Yee Lynn M, Grobman William A
Division of Maternal-Fetal Medicine, Department of Obstetrics and Gynecology, Northwestern University Feinberg School of Medicine, 250 E. Superior Street, #5-2191, Chicago, IL, 60611, USA.
BMC Med Educ. 2016 May 10;16:138. doi: 10.1186/s12909-016-0659-4.
Obstetrician cognitive and affective traits have been identified to have relationships with their patients' perinatal outcomes. The objective was to identify relationships between obstetrician demographic and practice characteristics and physician coping, self-efficacy, anxiety and ambiguity tolerance.

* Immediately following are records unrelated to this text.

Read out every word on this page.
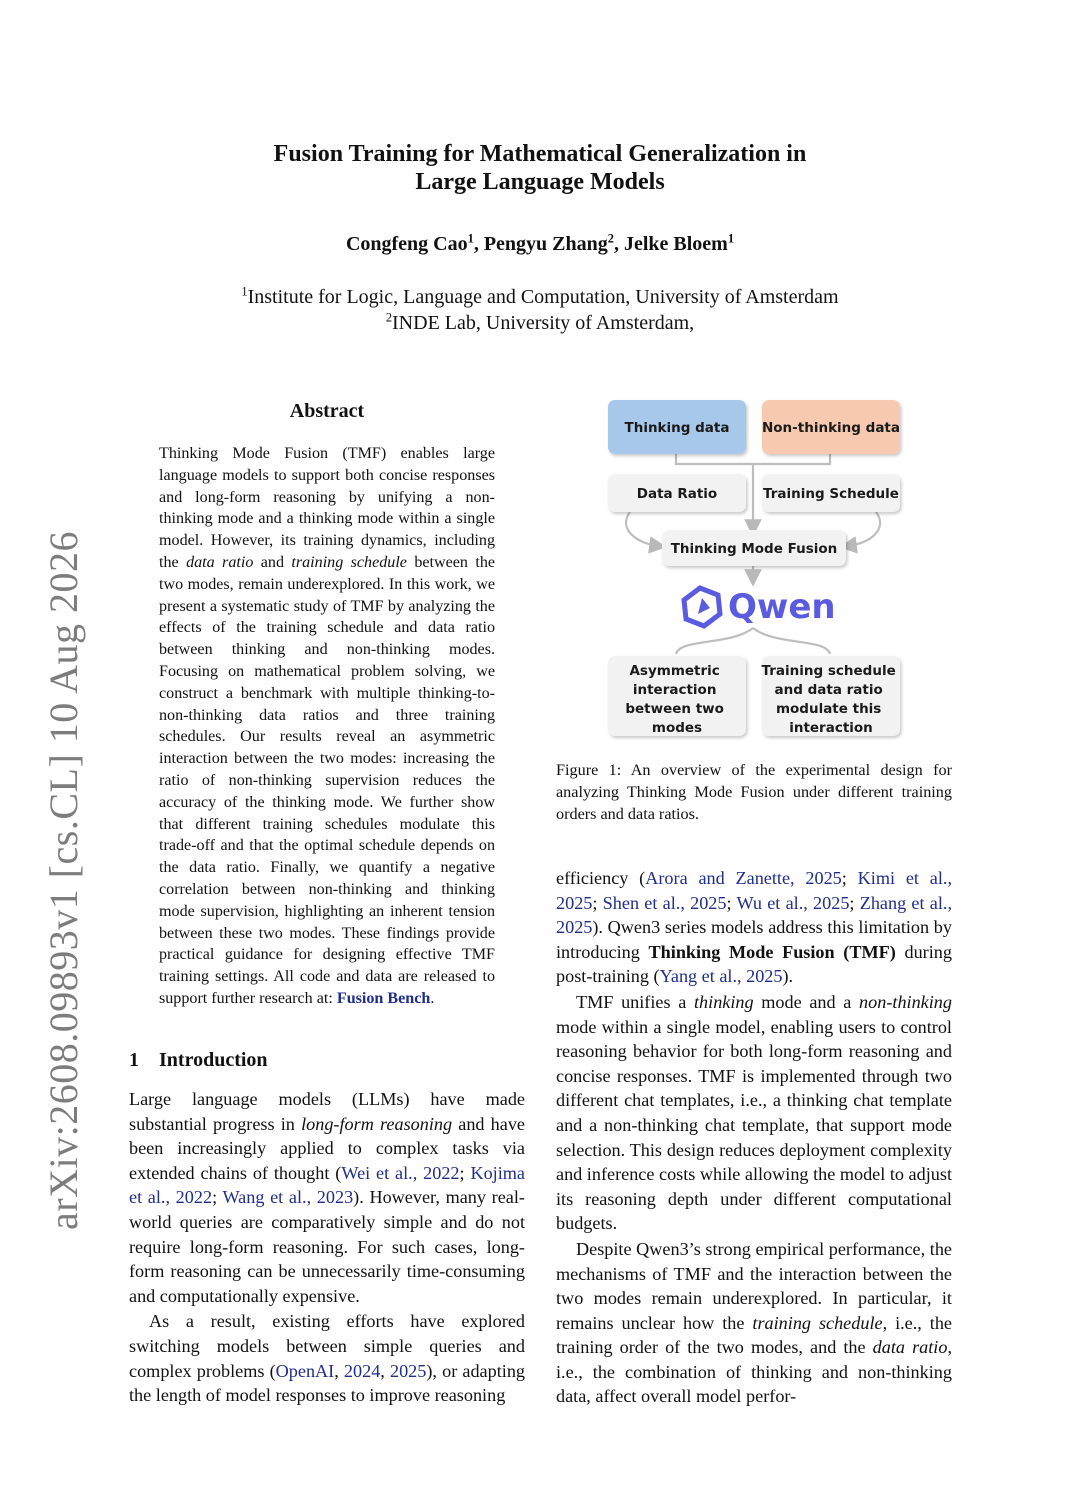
arXiv:2608.09893v1 [cs.CL] 10 Aug 2026
Fusion Training for Mathematical Generalization in
Large Language Models
Congfeng Cao$^1$, Pengyu Zhang$^2$, Jelke Bloem$^1$
$^1$Institute for Logic, Language and Computation, University of Amsterdam
$^2$INDE Lab, University of Amsterdam,
Abstract
Thinking Mode Fusion (TMF) enables large language models to support both concise responses and long-form reasoning by unifying a non-thinking mode and a thinking mode within a single model. However, its training dynamics, including the data ratio and training schedule between the two modes, remain underexplored. In this work, we present a systematic study of TMF by analyzing the effects of the training schedule and data ratio between thinking and non-thinking modes. Focusing on mathematical problem solving, we construct a benchmark with multiple thinking-to-non-thinking data ratios and three training schedules. Our results reveal an asymmetric interaction between the two modes: increasing the ratio of non-thinking supervision reduces the accuracy of the thinking mode. We further show that different training schedules modulate this trade-off and that the optimal schedule depends on the data ratio. Finally, we quantify a negative correlation between non-thinking and thinking mode supervision, highlighting an inherent tension between these two modes. These findings provide practical guidance for designing effective TMF training settings. All code and data are released to support further research at: Fusion Bench.
1 Introduction

Large language models (LLMs) have made substantial progress in long-form reasoning and have been increasingly applied to complex tasks via extended chains of thought (Wei et al., 2022; Kojima et al., 2022; Wang et al., 2023). However, many real-world queries are comparatively simple and do not require long-form reasoning. For such cases, long-form reasoning can be unnecessarily time-consuming and computationally expensive.

As a result, existing efforts have explored switching models between simple queries and complex problems (OpenAI, 2024, 2025), or adapting the length of model responses to improve reasoning

Thinking data Non-thinking data
Data Ratio	Training Schedule
Thinking Mode Fusion
Qwen
Asymmetric interaction between two modes
Training schedule and data ratio modulate this interaction
Figure 1: An overview of the experimental design for analyzing Thinking Mode Fusion under different training orders and data ratios.

efficiency (Arora and Zanette, 2025; Kimi et al., 2025; Shen et al., 2025; Wu et al., 2025; Zhang et al., 2025). Qwen3 series models address this limitation by introducing Thinking Mode Fusion (TMF) during post-training (Yang et al., 2025).

TMF unifies a thinking mode and a non-thinking mode within a single model, enabling users to control reasoning behavior for both long-form reasoning and concise responses. TMF is implemented through two different chat templates, i.e., a thinking chat template and a non-thinking chat template, that support mode selection. This design reduces deployment complexity and inference costs while allowing the model to adjust its reasoning depth under different computational budgets.

Despite Qwen3’s strong empirical performance, the mechanisms of TMF and the interaction between the two modes remain underexplored. In particular, it remains unclear how the training schedule, i.e., the training order of the two modes, and the data ratio, i.e., the combination of thinking and non-thinking data, affect overall model perfor-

Obstetricians at a single institution were surveyed using 5 validated scales measuring coping skills, tolerance for ambiguity, cognitive engagement and trait anxiety. Demographics and practice characteristics were assessed. Chi-square tests, t-tests, ANOVA and linear regression were used to assess relationships between physician characteristics and cognitive traits.
Ninety-four physicians participated. Women expressed greater proactive coping than men (p = 0.03) on the Proactive Coping scale. Providers with greater delivery volume expressed lower engagement in cognitive efforts (p = 0.03) on the Need for Cognition scale. Maternal-fetal medicine physicians demonstrated greater ambiguity tolerance (p < 0.01) and cognitive engagement (p = 0.012) than general obstetricians. Differences by specialty persisted after adjustment for potentially confounding factors.
Practice type and specialty appeared to be related to several cognitive characteristics. It remains uncertain whether these differences are a cause or a consequence of specialty training and whether they result in differences in obstetric outcomes.
已确定产科医生的认知和情感特质与患者的围产期结局存在关联。目的是确定产科医生的人口统计学和执业特征与医生应对方式、自我效能感、焦虑和模糊耐受性之间的关系。
使用5个经过验证的量表对单一机构的产科医生进行调查,这些量表用于测量应对技能、对模糊性的耐受性、认知参与度和特质焦虑。评估人口统计学和执业特征。使用卡方检验、t检验、方差分析和线性回归来评估医生特征与认知特质之间的关系。
94名医生参与了调查。在积极应对量表上,女性表现出比男性更强的积极应对能力(p = 0.03)。分娩量较大的医生在认知需求量表上表现出较低的认知努力参与度(p = 0.03)。与普通产科医生相比,母胎医学医生表现出更高的模糊耐受性(p < 0.01)和认知参与度(p = 0.012)。在对潜在混杂因素进行调整后,各专业之间的差异仍然存在。
执业类型和专业似乎与几种认知特征有关。这些差异是专业培训的原因还是结果,以及它们是否会导致产科结局的差异,仍不确定。